Cryoconite are granules on glacier surfaces that consist of both minerals and organic matter. It can often be distinguished from abiotic glacier surface debris due to it leaving a trace of smooth dark organic matter on your fingers if you touch it. The form of cryoconite varies from being almost completely spheric to more irregular shapes. Due to its dark color, cryoconite tends to melt into the ice surface, forming cylindrical depressions called cryoconite holes.
Close-up of cryoconite granules on Austerdalsbreen. Their diameter is between 0.5 and 1.0 cm (photo: K. Zawierucha).
The surface of Austerdalsbreen contains cryoconite material in certain areas near the glacier front, although most surface debris is inorganic and may derive from glacial weathering or dust deposition. In their new study published in Science of the Total Environment, Rozwalak and colleagues find that Austerdalsbreen has larger cryoconite granules than the other sites in the study, although the organic matter content of c. 9% is like many other glaciers. An exceptional feature of the Austerdalsbreen cryoconite is unusually high concentrations of Rare Earth Elements (REEs), only exceeded by REE concentrations in cryoconite from Kersten Glacier on Kilimanjaro. The source of these REEs is unknown and further studies are planned to bring more light into this issue.
Cryoconite holes on the surface of Austerdalsbreen (photo: K. Zawierucha).

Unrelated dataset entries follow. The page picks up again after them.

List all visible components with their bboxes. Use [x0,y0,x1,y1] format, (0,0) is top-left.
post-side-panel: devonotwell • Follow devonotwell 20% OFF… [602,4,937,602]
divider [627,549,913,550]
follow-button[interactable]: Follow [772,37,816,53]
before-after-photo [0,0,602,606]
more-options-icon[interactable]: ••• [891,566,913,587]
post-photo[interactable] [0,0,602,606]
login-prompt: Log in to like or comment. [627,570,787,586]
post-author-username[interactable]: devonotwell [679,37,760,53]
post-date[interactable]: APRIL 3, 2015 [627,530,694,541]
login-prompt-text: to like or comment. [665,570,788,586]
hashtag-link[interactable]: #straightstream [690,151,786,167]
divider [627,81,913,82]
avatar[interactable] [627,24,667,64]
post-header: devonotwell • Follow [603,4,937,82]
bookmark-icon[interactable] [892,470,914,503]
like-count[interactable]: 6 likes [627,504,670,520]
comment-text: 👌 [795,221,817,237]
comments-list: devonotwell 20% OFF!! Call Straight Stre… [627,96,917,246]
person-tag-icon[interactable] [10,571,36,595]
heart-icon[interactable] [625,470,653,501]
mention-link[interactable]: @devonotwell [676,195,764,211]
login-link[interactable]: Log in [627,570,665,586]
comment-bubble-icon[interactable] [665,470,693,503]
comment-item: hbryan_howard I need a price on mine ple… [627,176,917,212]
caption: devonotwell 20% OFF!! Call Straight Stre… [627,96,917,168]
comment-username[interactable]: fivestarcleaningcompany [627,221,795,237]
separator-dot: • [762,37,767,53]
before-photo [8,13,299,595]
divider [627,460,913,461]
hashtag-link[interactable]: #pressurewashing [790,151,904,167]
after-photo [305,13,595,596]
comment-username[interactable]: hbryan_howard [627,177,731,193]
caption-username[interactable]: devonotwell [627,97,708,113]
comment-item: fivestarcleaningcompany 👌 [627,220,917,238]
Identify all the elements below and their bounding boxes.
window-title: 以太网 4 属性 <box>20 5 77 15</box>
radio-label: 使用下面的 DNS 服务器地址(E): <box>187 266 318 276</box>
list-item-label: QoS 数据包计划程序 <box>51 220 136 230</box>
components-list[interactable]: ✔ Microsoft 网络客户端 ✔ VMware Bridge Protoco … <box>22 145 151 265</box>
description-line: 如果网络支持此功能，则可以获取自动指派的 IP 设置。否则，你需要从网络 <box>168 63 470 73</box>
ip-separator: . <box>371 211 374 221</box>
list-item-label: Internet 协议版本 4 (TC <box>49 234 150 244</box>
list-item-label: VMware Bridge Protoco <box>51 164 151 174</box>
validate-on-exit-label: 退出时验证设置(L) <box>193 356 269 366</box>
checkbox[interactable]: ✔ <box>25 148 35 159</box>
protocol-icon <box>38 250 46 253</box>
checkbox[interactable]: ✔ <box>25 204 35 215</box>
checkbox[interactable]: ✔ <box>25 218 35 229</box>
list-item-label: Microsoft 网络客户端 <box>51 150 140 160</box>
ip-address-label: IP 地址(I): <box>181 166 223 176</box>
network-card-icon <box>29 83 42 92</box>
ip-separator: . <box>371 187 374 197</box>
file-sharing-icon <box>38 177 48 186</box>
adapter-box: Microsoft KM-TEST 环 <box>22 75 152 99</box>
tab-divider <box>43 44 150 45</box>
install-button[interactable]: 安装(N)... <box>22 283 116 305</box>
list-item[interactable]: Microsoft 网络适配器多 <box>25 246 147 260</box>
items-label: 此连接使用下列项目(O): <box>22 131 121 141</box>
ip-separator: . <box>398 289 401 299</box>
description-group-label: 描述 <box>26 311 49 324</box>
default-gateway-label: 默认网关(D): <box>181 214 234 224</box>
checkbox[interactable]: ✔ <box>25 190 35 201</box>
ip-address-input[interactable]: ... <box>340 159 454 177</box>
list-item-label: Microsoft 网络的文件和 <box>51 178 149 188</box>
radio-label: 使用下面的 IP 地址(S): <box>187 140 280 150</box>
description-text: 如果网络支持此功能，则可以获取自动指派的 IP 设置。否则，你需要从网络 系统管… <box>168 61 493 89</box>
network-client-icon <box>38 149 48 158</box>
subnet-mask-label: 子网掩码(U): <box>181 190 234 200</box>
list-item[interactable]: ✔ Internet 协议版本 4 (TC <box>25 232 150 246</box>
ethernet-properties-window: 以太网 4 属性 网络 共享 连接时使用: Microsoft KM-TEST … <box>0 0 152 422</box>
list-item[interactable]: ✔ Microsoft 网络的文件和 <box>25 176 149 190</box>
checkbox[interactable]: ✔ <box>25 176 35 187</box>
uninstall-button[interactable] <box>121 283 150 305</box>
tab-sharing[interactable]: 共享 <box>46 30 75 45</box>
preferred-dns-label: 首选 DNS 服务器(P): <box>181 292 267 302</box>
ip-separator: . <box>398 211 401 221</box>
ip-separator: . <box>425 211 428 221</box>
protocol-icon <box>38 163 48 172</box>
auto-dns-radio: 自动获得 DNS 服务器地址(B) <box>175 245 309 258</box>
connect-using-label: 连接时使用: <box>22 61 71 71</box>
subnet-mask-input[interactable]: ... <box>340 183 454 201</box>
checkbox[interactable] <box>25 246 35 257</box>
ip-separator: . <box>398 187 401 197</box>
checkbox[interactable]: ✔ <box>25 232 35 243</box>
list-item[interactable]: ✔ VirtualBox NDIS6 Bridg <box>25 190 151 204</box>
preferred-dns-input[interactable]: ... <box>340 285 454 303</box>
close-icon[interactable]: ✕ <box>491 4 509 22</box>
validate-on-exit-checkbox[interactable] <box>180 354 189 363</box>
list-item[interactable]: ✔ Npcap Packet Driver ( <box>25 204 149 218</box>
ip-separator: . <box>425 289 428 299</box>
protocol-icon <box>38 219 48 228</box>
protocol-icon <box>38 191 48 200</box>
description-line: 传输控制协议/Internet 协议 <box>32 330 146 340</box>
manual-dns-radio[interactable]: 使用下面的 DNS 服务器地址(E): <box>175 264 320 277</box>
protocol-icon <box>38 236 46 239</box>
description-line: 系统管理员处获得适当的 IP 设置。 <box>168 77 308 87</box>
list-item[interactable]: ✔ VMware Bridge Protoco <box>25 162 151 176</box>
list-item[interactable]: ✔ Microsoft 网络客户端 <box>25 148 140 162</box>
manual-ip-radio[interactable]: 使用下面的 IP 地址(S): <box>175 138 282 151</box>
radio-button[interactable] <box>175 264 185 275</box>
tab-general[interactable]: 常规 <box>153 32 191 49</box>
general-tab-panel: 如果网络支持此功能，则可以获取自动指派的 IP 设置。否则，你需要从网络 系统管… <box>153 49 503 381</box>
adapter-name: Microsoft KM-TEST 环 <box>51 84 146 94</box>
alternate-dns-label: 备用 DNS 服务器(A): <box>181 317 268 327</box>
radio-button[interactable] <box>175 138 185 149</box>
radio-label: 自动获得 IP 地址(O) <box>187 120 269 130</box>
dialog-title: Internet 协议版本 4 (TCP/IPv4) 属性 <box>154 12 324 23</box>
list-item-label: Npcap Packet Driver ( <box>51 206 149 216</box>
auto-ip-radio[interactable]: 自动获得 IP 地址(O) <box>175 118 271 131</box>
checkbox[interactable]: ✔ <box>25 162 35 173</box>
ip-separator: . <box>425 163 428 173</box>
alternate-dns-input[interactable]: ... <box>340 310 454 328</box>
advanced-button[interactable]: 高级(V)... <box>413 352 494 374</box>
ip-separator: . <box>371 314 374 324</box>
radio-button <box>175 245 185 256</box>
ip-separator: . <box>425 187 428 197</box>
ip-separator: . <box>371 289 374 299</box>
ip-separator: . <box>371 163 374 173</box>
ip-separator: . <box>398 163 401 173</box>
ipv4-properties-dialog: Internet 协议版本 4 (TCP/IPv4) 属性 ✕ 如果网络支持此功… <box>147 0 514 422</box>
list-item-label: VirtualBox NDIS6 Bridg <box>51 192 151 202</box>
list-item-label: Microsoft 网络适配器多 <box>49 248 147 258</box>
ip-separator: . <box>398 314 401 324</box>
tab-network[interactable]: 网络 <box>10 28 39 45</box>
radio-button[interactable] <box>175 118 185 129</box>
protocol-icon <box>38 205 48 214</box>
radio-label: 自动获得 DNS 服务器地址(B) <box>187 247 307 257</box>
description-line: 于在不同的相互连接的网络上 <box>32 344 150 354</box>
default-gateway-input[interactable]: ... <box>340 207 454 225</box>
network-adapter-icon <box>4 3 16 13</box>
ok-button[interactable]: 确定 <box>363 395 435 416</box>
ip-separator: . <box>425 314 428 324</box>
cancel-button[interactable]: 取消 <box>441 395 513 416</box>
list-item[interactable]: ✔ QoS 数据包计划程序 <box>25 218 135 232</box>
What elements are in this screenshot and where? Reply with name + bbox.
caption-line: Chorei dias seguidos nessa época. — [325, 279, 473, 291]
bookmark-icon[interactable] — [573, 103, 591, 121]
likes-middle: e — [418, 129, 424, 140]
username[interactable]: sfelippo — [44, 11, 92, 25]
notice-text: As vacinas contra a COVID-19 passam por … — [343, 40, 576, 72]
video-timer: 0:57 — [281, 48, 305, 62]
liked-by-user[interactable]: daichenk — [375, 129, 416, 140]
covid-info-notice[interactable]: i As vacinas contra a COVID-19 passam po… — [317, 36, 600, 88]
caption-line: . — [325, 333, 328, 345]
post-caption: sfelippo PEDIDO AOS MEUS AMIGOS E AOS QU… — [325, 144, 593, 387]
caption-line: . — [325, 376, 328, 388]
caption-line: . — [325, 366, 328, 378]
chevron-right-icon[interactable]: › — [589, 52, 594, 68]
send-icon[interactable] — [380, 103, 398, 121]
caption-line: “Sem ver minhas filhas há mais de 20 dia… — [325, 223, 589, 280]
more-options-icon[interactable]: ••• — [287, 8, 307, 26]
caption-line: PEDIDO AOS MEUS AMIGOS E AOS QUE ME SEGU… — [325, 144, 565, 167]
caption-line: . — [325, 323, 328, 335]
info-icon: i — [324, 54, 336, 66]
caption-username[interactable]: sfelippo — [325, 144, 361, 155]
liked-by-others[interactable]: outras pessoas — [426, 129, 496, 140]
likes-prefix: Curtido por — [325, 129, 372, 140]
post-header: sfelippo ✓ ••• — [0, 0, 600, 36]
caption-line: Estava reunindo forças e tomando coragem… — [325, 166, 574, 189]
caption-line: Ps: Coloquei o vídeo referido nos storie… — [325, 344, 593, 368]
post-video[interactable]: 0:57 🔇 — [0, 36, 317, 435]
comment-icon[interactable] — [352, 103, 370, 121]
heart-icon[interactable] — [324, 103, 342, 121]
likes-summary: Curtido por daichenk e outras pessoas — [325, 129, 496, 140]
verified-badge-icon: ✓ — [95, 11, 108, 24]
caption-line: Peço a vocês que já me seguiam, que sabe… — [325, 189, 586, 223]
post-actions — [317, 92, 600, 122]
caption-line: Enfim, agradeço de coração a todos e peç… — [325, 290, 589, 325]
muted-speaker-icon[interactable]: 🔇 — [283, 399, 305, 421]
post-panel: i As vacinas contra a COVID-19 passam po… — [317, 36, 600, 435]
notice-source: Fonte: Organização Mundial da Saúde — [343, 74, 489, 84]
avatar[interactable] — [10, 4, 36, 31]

Samples of cryoconite were collected by Krzysztof Zawierucha (Adam Michiewicz University in Poznan, Poland) during the JOSTICE 2021 Exploratory Workshop on Austerdalsbreen, as part a multidisciplinary effort with JOSTICE members to better understand the consequences of potential darkening of the Jostedalsbreen Ice Cap surface during glacier thinning and retreat. The cryoconite on Austerdalsbreen has the second darkest color in the study, indicating that expansion of cryoconite cover on the lower part of Austerdalsbreen may accelerate glacier melt rates as the glacier surface becomes darker.